Según
avanzaba por la orilla, las algas se enredaban entre los dedos de sus
pies. El mar ondeaba tranquilo, al compás del lejano susurro del
viento de poniente. A lo lejos, la neblina apenas permitía que se
atisbara el Peñón, que observaba omnipresente cada uno de sus pasos
desde la distancia. No dolía el sol, quizás porque se escondía a
ratos entre nubes inquietas.
Se
había alejado de la zona turística a conciencia. Era una cálida
mañana de martes de finales de junio pero ya se habían dejado caer
los primeros turistas con sus sombrillas, neveras portátiles,
toallas y olor a crema bronceadora para pálidos. Las familias
montaban campamentos durante los fines de semana. Dos sombrillas
techaban el cielo mientras que varias tumbonas cercaban el recinto,
cuidadosamente protegido por varios castillos de arena frente al mar,
alzados con cubos y palas y pequeñas manos.
No
olía a mar. Quizás la brisa se había llevado el característico
olor levantino mar adentro o quizás el sudor de su piel impregnaba
el ambiente volviendo todo olor ajeno imperceptible a su olfato. Sus
pasos impasibles se acercaban cada vez más al final de la playa. Se
subió las gafas de sol cuidadosamente para enganchárselas en el
pelo. El cielo se había teñido de una tonalidad absurda de
grisáceos y el sol ahora peleaba entre las nubes por recobrar su
protagonismo.
No
sonreía. Desde que había vuelto de Madrid apenas encontraba las
fuerzas de hacerlo. Alicante era la pequeña capital levantina en la
que había nacido y donde había pasado toda su infancia. Sin
embargo, apenas sentía que pertenecía a aquel lugar junto al mar.

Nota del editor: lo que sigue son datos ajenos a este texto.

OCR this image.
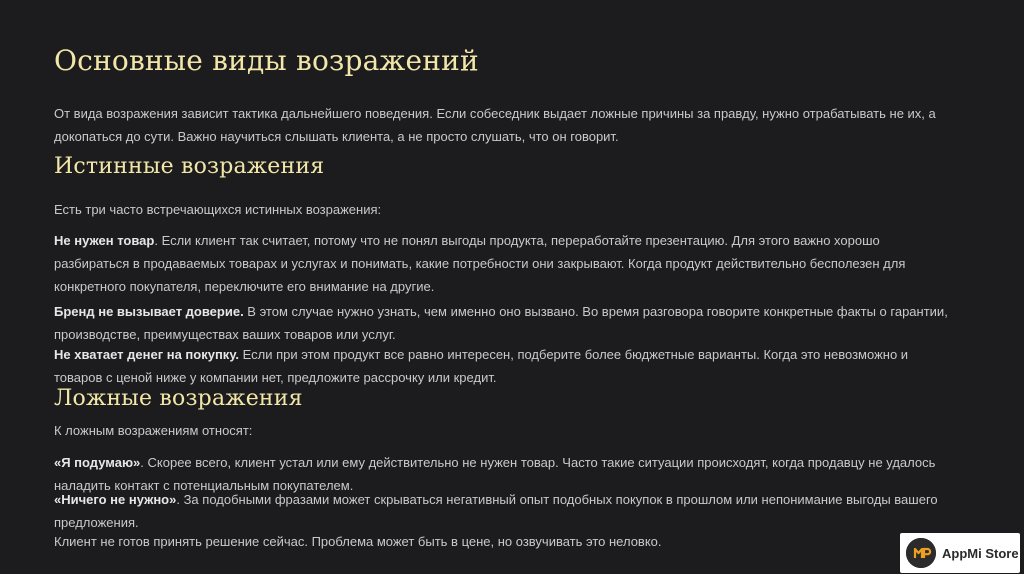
Основные виды возражений
От вида возражения зависит тактика дальнейшего поведения. Если собеседник выдает ложные причины за правду, нужно отрабатывать не их, а
докопаться до сути. Важно научиться слышать клиента, а не просто слушать, что он говорит.
Истинные возражения
Есть три часто встречающихся истинных возражения:
Не нужен товар. Если клиент так считает, потому что не понял выгоды продукта, переработайте презентацию. Для этого важно хорошо
разбираться в продаваемых товарах и услугах и понимать, какие потребности они закрывают. Когда продукт действительно бесполезен для
конкретного покупателя, переключите его внимание на другие.
Бренд не вызывает доверие. В этом случае нужно узнать, чем именно оно вызвано. Во время разговора говорите конкретные факты о гарантии,
производстве, преимуществах ваших товаров или услуг.
Не хватает денег на покупку. Если при этом продукт все равно интересен, подберите более бюджетные варианты. Когда это невозможно и
товаров с ценой ниже у компании нет, предложите рассрочку или кредит.
Ложные возражения
К ложным возражениям относят:
«Я подумаю». Скорее всего, клиент устал или ему действительно не нужен товар. Часто такие ситуации происходят, когда продавцу не удалось
наладить контакт с потенциальным покупателем.
«Ничего не нужно». За подобными фразами может скрываться негативный опыт подобных покупок в прошлом или непонимание выгоды вашего
предложения.
Клиент не готов принять решение сейчас. Проблема может быть в цене, но озвучивать это неловко.
AppMi Store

Quizás no pertenecemos al lugar de donde venimos. O tal vez no
pertenecemos a ningún lugar: nómadas bajo las estrellas al compás
de los sinceros latidos de nuestro corazón. En verano Alicante se
llenaba de forasteros y aquello la hacía sentir más fuera de lugar
aún. Recordaba sus rizos rubios al aire, su granja de Playmobil que
solía llevar a la playa, las piernas de su madre en aquella foto al
borde del mar. Nunca había estado allí. Los recuerdos se
difuminaban con cada paso presente. El pasado, como el futuro,
parecían tan solo artificio de una Polaroid mal calibrada. Y sin
embargo, no borraba el pasado reciente (casipresente), que la
acechaba con felices imágenes de manos entrelazados, de ojos
cansados de desearse tanto, de la luz de unas velas.
Las
olas rompían contra sus tobillos mientras permanecía mirando el
horizonte. Lo había hecho tantas otras veces... Es absurdo
preguntarle al cielo. Pero más absurdo es esperar que responda.